Over time, the club has become an increasingly politicized representative for the region, a globally-known institution using its platform to foster ostensibly pro-democratic movements. Its fans ritualistically stand and chant for Catalonian independence at the 17-minute mark of each match, in reference to the year 1714 when Catalonia first fell to the Spanish crown in the War of Succession. Its storied rivalry against Real Madrid, arguably the most famous in soccer’s history, is in no small part born from the contrast between Madrid’s high-class unionist dispositions and Barcelona’s working-class, Catalonian roots. Even its business structure could be seen as a democratic government, as it’s a supporters-owned club with fan members voting on decisions and electing its president every six years.
While the Ivorian men’s soccer team represented a straightforward use of soccer’s platform to address a single political crisis, FC Barcelona represents how the sport’s social context, location, fanbase, financial power, and influence can be used to empower foundation-shaking political movements over the course of decades. While a rare case, Barcelona illustrates that this cultural powerhouse of a sport can produce leaders, movements, and platforms akin to political institutions. Governments can shape laws and legislation, but soccer’s intense proximity to daily life and culture grants the sport a unique ability to shape hearts and minds—a political resource clearly on display in Barcelona.

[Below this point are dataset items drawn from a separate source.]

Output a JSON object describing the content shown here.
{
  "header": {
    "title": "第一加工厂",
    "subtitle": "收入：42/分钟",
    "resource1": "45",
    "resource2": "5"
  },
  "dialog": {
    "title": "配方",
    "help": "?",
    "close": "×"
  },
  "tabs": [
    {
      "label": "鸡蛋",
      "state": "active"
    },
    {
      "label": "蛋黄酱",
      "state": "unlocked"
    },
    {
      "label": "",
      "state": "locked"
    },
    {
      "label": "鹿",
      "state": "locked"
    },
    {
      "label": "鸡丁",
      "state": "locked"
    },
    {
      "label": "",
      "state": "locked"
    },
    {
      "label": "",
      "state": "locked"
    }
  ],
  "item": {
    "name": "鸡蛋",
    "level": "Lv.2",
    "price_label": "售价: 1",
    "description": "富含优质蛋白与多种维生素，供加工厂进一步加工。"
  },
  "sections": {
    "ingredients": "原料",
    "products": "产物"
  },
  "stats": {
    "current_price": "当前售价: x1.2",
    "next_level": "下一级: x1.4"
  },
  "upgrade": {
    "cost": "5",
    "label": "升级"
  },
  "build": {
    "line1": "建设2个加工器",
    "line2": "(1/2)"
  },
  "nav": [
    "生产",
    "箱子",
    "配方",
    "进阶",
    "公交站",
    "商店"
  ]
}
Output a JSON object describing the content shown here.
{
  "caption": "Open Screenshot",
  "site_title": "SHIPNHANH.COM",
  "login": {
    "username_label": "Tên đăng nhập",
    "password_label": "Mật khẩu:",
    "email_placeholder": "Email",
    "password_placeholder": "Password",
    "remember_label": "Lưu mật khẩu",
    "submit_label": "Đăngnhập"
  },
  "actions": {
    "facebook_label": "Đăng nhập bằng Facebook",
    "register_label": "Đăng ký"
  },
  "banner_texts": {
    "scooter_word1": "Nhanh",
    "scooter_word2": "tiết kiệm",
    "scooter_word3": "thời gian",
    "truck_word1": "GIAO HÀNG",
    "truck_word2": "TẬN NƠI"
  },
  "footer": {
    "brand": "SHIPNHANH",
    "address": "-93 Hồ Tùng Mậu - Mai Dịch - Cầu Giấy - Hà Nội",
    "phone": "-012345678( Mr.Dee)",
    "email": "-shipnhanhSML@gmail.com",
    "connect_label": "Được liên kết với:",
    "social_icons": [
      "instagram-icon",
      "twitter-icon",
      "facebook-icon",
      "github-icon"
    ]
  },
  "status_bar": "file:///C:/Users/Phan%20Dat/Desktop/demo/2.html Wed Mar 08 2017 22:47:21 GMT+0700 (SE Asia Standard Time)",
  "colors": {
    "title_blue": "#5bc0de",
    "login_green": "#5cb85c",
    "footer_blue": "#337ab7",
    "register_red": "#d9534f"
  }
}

Soccer is a simple sport. At the end of the day, it only requires a ball and some flat space to play. Yet despite its simple elements, it halted a civil war and nourished a ground-breaking secessionist movement in one of Europe’s largest economies. The stories don’t stop there. These are by far not the first examples of the sport’s political impact, nor will they be the last. Even more factors—the game itself, the team’s management, the sociopolitical context, and the fanbase—all shape how soccer impacts politics, or vice versa, in any given instance. There’s a wealth of history and fascinating relationships between sport and power that lie within a soccer field, but it’s easy to miss if one doesn’t look properly.
According to UC Berkeley, Political Science is defined as “exploring the exercise of power in its myriad forms and consequences.” Yet political scientists often confine this exploration to the few, familiar spaces in which power most explicitly resides: pulpits, swords, voting booths, judge’s gavels, ink on parchment. Power is more complicated, diverse, and multi-faceted than that, and soccer exemplifies this in a uniquely poetic way. The emperors and monarchs of politics long past would never dream that power such as theirs could be wielded through the cleats of an athlete. Yet it now has. Who’s to say that power won’t take an even more unexpected form in the future? What will be the next chapter in human history that soccer changes? And can political science afford to overlook it? These questions are why I share the stories I’ve shared, why political science must expand its academic view, and why you should care about soccer—not necessarily because it’s fun to watch, but because in any match, there are far more players than just those on the field, and far more at stake than just goals.